Ig deposition in the myocardium is an uncommon but well described entity.1, 2, 3, 7, 8, 9 The nonfibrillar Ig deposition may be composed of light chains, heavy chains or both. As is seen in our study, the Igs may be deposited as amyloid concurrently in other organs, specifically kidney, gastrointestinal tract, abdominal fat pad or bone marrow. The mechanisms by which in some patients the light chains assume a fibrillar configuration and hence form amyloid, and do not do so in others and also why they assume varied structure in different organs of the same patient are not completely clear at this time.
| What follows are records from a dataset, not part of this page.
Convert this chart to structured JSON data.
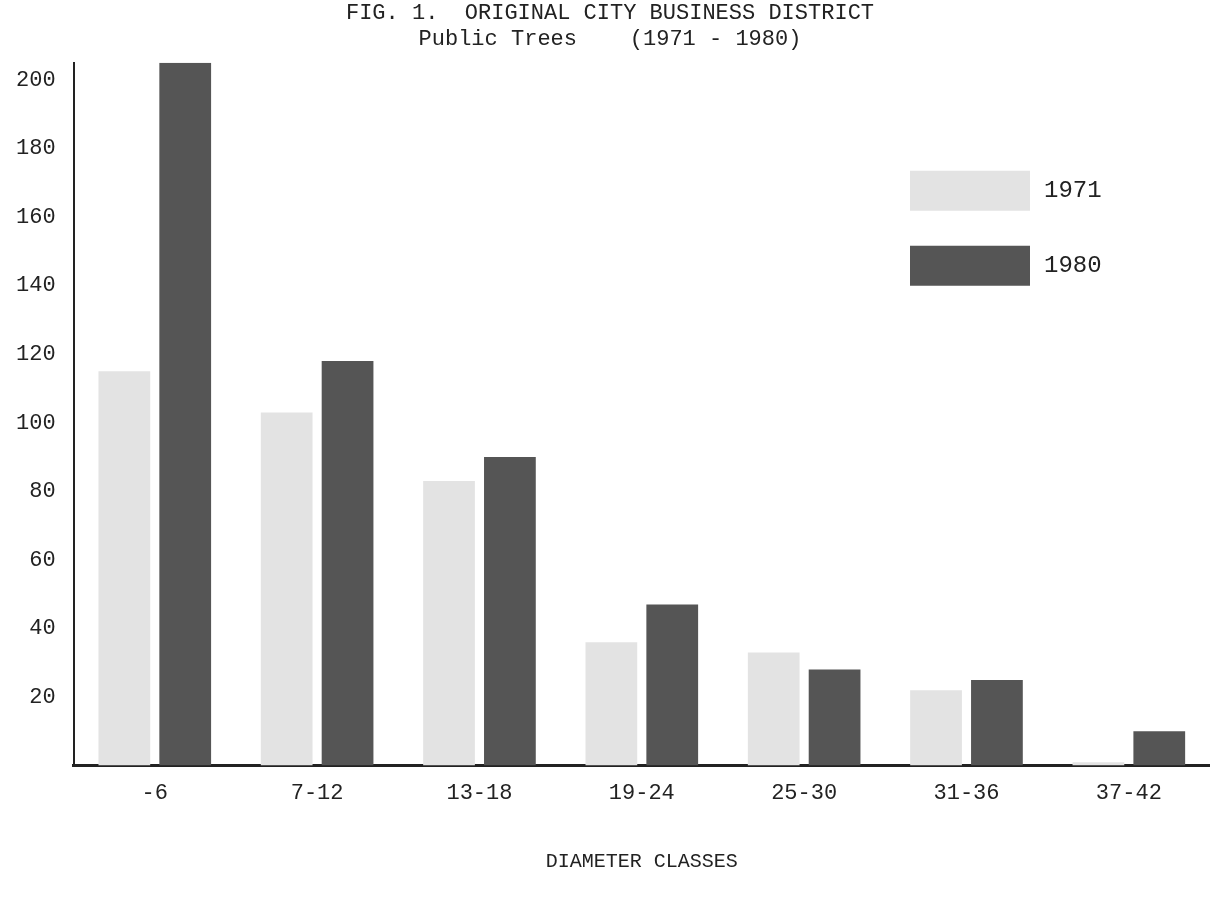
{
  "chart_data": {
    "type": "bar",
    "title": "FIG. 1.  ORIGINAL CITY BUSINESS DISTRICT",
    "subtitle": "Public Trees    (1971 - 1980)",
    "xlabel": "DIAMETER CLASSES",
    "categories": [
      "-6",
      "7-12",
      "13-18",
      "19-24",
      "25-30",
      "31-36",
      "37-42"
    ],
    "series": [
      {
        "name": "1971",
        "color": "#e3e3e3",
        "values": [
          115,
          103,
          83,
          36,
          33,
          22,
          1
        ]
      },
      {
        "name": "1980",
        "color": "#555555",
        "values": [
          205,
          118,
          90,
          47,
          28,
          25,
          10
        ]
      }
    ],
    "ylim": [
      0,
      205
    ],
    "yticks": [
      20,
      40,
      60,
      80,
      100,
      120,
      140,
      160,
      180,
      200
    ],
    "grid": false,
    "legend": "top right"
  }
}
Gallo and Vidal et al13, 14 did biochemical analysis of the nonfibrillar-type of κ light chains deposited in the cardiac interstitium. They suggest that somatic mutations of specific amino-acid sequences in the light chains affect the folding and three-dimensional structure of the protein. This may determine the nature of light-chain tissue deposition. Based on in vivo and in vitro data, they postulate that Ig deposition disease may be an arrested form of preamyloid in the pathway of amyloid formation. However, the role of cardiac interstitium and cytokines in this interaction needs further study. In vitro studies in the kidneys by Herrera et al show that processing of the Ig by the mesangial cell and subsequent cellular signaling pathways play an important role in the distinction of the deposits.15, 16

AL amyloidosis can manifest as diastolic dysfunction, conduction abnormalities or congestive cardiac failure. Our series show that incidence of CIDD is almost as frequent as AL amyloidosis in patients with plasma cell dyscrasias (31 vs 39%). There appears to be no specific light- or heavy-chain predilection. Concurrent involvement by amyloid in other organs suggests the role of local tissue and cellular interactions in the morphologic manifestations of monoclonal Ig deposition. Not all patients with CIDD are clinically symptomatic.

The clinical manifestations include left ventricular hypertrophy (in the absence of hypertension), diastolic dysfunction and arrhythmias. Immunofluorescence and EM studies are diagnostic and should be considered in all patients with plasma cell dyscrasias undergoing myocardial biopsy and work-up.

Conclusion

CIDD is an uncommon complication of plasma cell dyscrasias. This diagnosis has to be considered in the differential diagnosis of such patients with cardiac dysfunction. Adequate sampling for EM and immunofluorescence studies of the myocardial biopsy is necessary to diagnose this entity. Clinically, these patients may be asymptomatic, at risk for developing arrhythmias or diastolic dysfunction. Our series also demonstrates the concurrent involvement of amyloid and light chain or light- and heavy-chain deposition in various organs sampled at the same time point. This may support the evolving theory of the role of local microenvironment in the pathogenesis of systemic diseases.